F11 (MEDIUM, guardrail precision): METRIC_TERMS substring matching false-positives on ordinary prose

Found by dogfooding this review: claimCheck matches metric terms with lower.includes(t), so the two-character terms 'map' and 'f1' fire inside ordinary words and labels — "source maps", "the maps can never resolve", finding IDs like "F1 (HIGH…)". MEASURED reproducer: running npx ruview claim-check --file over this ADR and ADR-264 yields 4 and 16 medium findings respectively, the majority of which are map/F1 false positives on lines carrying no accuracy claim. A guardrail that cries wolf trains people to ignore it — precision is part of its fail-closed contract. Short/ambiguous terms need word-boundary matching (\bmap\b, \bf1\b, likewise auc, iou), and section-heading label patterns (F\d+, O\d+) should not count as metric mentions.

Decision

Adopt the following optimization strategy, in priority order. Each item is independently shippable; F-numbers map to findings.

  • O1 (F1): claim-check with no --text/--file (or empty text after read) exits 2 with a usage error. Add a regression test pinning exit ≠ 0.
  • O2 (F2): make the MCP dispatch async: convert run()/which() to promise-based spawn, make tools/call handlers async, and keep reading stdin while calls run (respond to ping/tools/list concurrently; serialize only same-tool hardware operations). Acceptance: ping round-trips < 50 ms while a synthetic 30 s calibrate is in flight.
  • O3 (F3): drop the two optionalDependencies; doctor/install already degrade and should print the exact npm i @metaharness/kernel @metaharness/host-claude-code hint on the miss path. Acceptance: cold npm i @ruvnet/ruview installs exactly 1 package (MEASURED baseline above).
  • O4 (F4): set maxBuffer: 16 * 1024 * 1024 in run() (or stream + tail).
  • O5 (F5): pass port to the monitor script via sys.argv (python -c script -- <port>), never by source interpolation.
  • O6 (F6): read the MCP serverInfo.version from package.json once at startup (same pattern the CLI already uses).
  • O7 (F7): make skills/*.md the single source and generate .claude/skills/*/SKILL.md in a prepack script (or vice versa); manifest hashes then pin one canonical set.
  • O8 (F8, F9): memoize which(); add underscore aliases for the dot-named tools (accept both in tools/call, advertise the underscore form) and add empty resources/list / prompts/list stubs.
  • O9 (F11): switch METRIC_TERMS matching to word-boundary regexes for short terms (map, f1, auc, iou) and skip label tokens matching \b[FO]\d+\b.
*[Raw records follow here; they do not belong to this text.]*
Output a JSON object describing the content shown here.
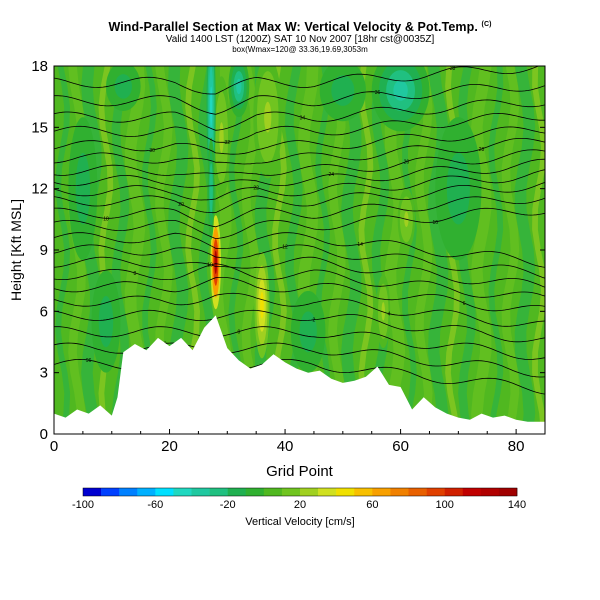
{
  "chart_data": {
    "type": "heatmap",
    "title": "Wind-Parallel Section at Max W: Vertical Velocity & Pot.Temp.",
    "title_mark": "(C)",
    "subtitle": "Valid 1400 LST (1200Z) SAT 10 Nov 2007 [18hr cst@0035Z]",
    "subtitle2": "box(Wmax=120@ 33.36,19.69,3053m",
    "xlabel": "Grid Point",
    "ylabel": "Height [Kft MSL]",
    "xlim": [
      0,
      85
    ],
    "ylim": [
      0,
      18
    ],
    "xticks": [
      0,
      20,
      40,
      60,
      80
    ],
    "yticks": [
      0,
      3,
      6,
      9,
      12,
      15,
      18
    ],
    "colorbar": {
      "label": "Vertical Velocity [cm/s]",
      "ticks": [
        -100,
        -60,
        -20,
        20,
        60,
        100,
        140
      ],
      "levels": [
        -100,
        -90,
        -80,
        -70,
        -60,
        -50,
        -40,
        -30,
        -20,
        -10,
        0,
        10,
        20,
        30,
        40,
        50,
        60,
        70,
        80,
        90,
        100,
        110,
        120,
        130,
        140
      ],
      "colors": [
        "#0000d0",
        "#0040ff",
        "#0080ff",
        "#00b0ff",
        "#00e0ff",
        "#20d8c0",
        "#20c8a0",
        "#20c080",
        "#20b050",
        "#30b030",
        "#50b820",
        "#70c420",
        "#a0d020",
        "#d0e020",
        "#f0e000",
        "#f8c000",
        "#f8a000",
        "#f08000",
        "#e86000",
        "#e04000",
        "#d02000",
        "#c00000",
        "#b00000",
        "#a00000"
      ]
    },
    "terrain": [
      [
        0,
        1.0
      ],
      [
        2,
        0.8
      ],
      [
        4,
        1.2
      ],
      [
        6,
        1.0
      ],
      [
        8,
        1.4
      ],
      [
        10,
        0.9
      ],
      [
        11,
        1.8
      ],
      [
        12,
        4.0
      ],
      [
        14,
        4.4
      ],
      [
        16,
        4.1
      ],
      [
        18,
        4.7
      ],
      [
        20,
        4.3
      ],
      [
        22,
        4.7
      ],
      [
        24,
        4.1
      ],
      [
        26,
        5.2
      ],
      [
        28,
        5.8
      ],
      [
        30,
        4.2
      ],
      [
        32,
        3.6
      ],
      [
        34,
        3.2
      ],
      [
        36,
        3.4
      ],
      [
        38,
        3.9
      ],
      [
        40,
        3.5
      ],
      [
        42,
        3.2
      ],
      [
        44,
        3.0
      ],
      [
        46,
        3.1
      ],
      [
        48,
        2.7
      ],
      [
        50,
        2.5
      ],
      [
        52,
        2.6
      ],
      [
        54,
        2.8
      ],
      [
        56,
        3.3
      ],
      [
        58,
        2.4
      ],
      [
        60,
        2.3
      ],
      [
        62,
        1.2
      ],
      [
        64,
        1.8
      ],
      [
        66,
        1.3
      ],
      [
        68,
        1.0
      ],
      [
        70,
        0.8
      ],
      [
        72,
        0.7
      ],
      [
        74,
        1.0
      ],
      [
        76,
        0.8
      ],
      [
        78,
        0.9
      ],
      [
        80,
        0.7
      ],
      [
        82,
        0.6
      ],
      [
        85,
        0.6
      ]
    ],
    "features": [
      {
        "kind": "updraft",
        "x": 28.0,
        "y": 8.4,
        "w": 0.9,
        "h": 2.3,
        "value": 120
      },
      {
        "kind": "updraft",
        "x": 36.0,
        "y": 6.3,
        "w": 1.3,
        "h": 2.6,
        "value": 40
      },
      {
        "kind": "updraft",
        "x": 37.0,
        "y": 15.5,
        "w": 2.5,
        "h": 3.0,
        "value": 20
      },
      {
        "kind": "updraft",
        "x": 29.0,
        "y": 14.5,
        "w": 1.5,
        "h": 3.0,
        "value": 20
      },
      {
        "kind": "updraft",
        "x": 57.0,
        "y": 6.0,
        "w": 1.2,
        "h": 1.8,
        "value": 20
      },
      {
        "kind": "updraft",
        "x": 61.0,
        "y": 10.5,
        "w": 1.5,
        "h": 1.5,
        "value": 20
      },
      {
        "kind": "downdraft",
        "x": 27.2,
        "y": 16.0,
        "w": 0.8,
        "h": 4.0,
        "value": -50
      },
      {
        "kind": "downdraft",
        "x": 27.2,
        "y": 12.0,
        "w": 0.6,
        "h": 2.5,
        "value": -30
      },
      {
        "kind": "downdraft",
        "x": 32.0,
        "y": 17.0,
        "w": 1.8,
        "h": 1.5,
        "value": -40
      },
      {
        "kind": "downdraft",
        "x": 60.0,
        "y": 16.8,
        "w": 5.0,
        "h": 2.0,
        "value": -40
      },
      {
        "kind": "downdraft",
        "x": 50.0,
        "y": 16.8,
        "w": 4.0,
        "h": 1.5,
        "value": -20
      },
      {
        "kind": "downdraft",
        "x": 12.0,
        "y": 17.0,
        "w": 3.0,
        "h": 1.2,
        "value": -20
      },
      {
        "kind": "downdraft",
        "x": 5.0,
        "y": 12.0,
        "w": 2.5,
        "h": 3.5,
        "value": -20
      },
      {
        "kind": "downdraft",
        "x": 9.0,
        "y": 5.5,
        "w": 2.5,
        "h": 2.5,
        "value": -20
      },
      {
        "kind": "downdraft",
        "x": 44.0,
        "y": 5.0,
        "w": 3.0,
        "h": 2.0,
        "value": -20
      },
      {
        "kind": "downdraft",
        "x": 70.0,
        "y": 12.0,
        "w": 4.0,
        "h": 3.5,
        "value": -20
      }
    ],
    "contours": {
      "levels": [
        296,
        298,
        300,
        302,
        304,
        306,
        308,
        310,
        312,
        314,
        316,
        318,
        320,
        322,
        324,
        326,
        328,
        330,
        332,
        334,
        336,
        338
      ],
      "base_height": [
        3.4,
        4.2,
        5.0,
        5.8,
        6.5,
        7.2,
        7.8,
        8.4,
        9.0,
        9.6,
        10.2,
        10.8,
        11.4,
        11.9,
        12.4,
        12.9,
        13.5,
        14.1,
        14.8,
        15.5,
        16.3,
        17.2
      ]
    }
  }
}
Acceptance: claim-check --file over ADR-263/264/265 reports only the genuinely tagged-or-taggable percentage lines, and the existing 17 guardrail tests still pass plus new false-positive pins ("source maps", "F1 (HIGH)" → no finding).
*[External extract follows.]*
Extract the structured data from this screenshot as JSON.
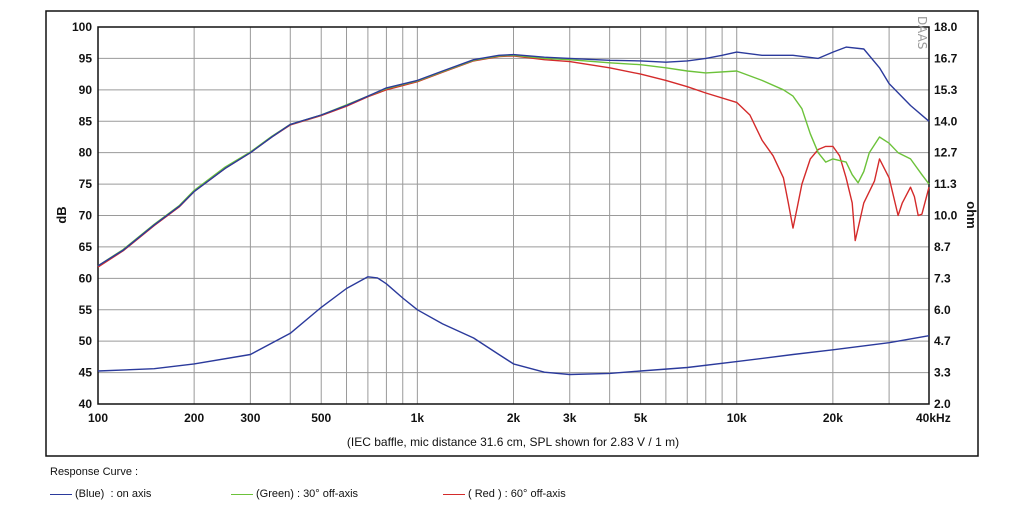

Non-goals: no new runtime dependencies (the zero-dep MCP server is a feature, not an accident — keep it), no build step, no change to the fail-closed tool contracts.

Consequences

  • The honesty guardrail becomes fail-closed end-to-end (its current empty-input pass is the exact failure mode the guardrail exists to prevent).
  • npx cold start drops ~450 kB / 3 packages (MEASURED baseline in F3) with no feature loss; doctor output already communicates the optional-dep story.
  • Long-running verify/calibrate no longer starve the MCP channel — the harness survives host health checks during real calibration runs.
  • Two-copy skill drift becomes impossible at pack time.
  • Costs: async conversion touches every handler signature in src/tools.js (mechanical, ~6 handlers); alias tools add a small compatibility table.
  • Verification for the implementing PR: bundled tests extended for O1/O2/O5 (target ≥ 20 tests), npm pack --dry-run file-count asserted, and the F3 install measurement re-run and quoted MEASURED in the PR body — which must itself pass npx ruview claim-check.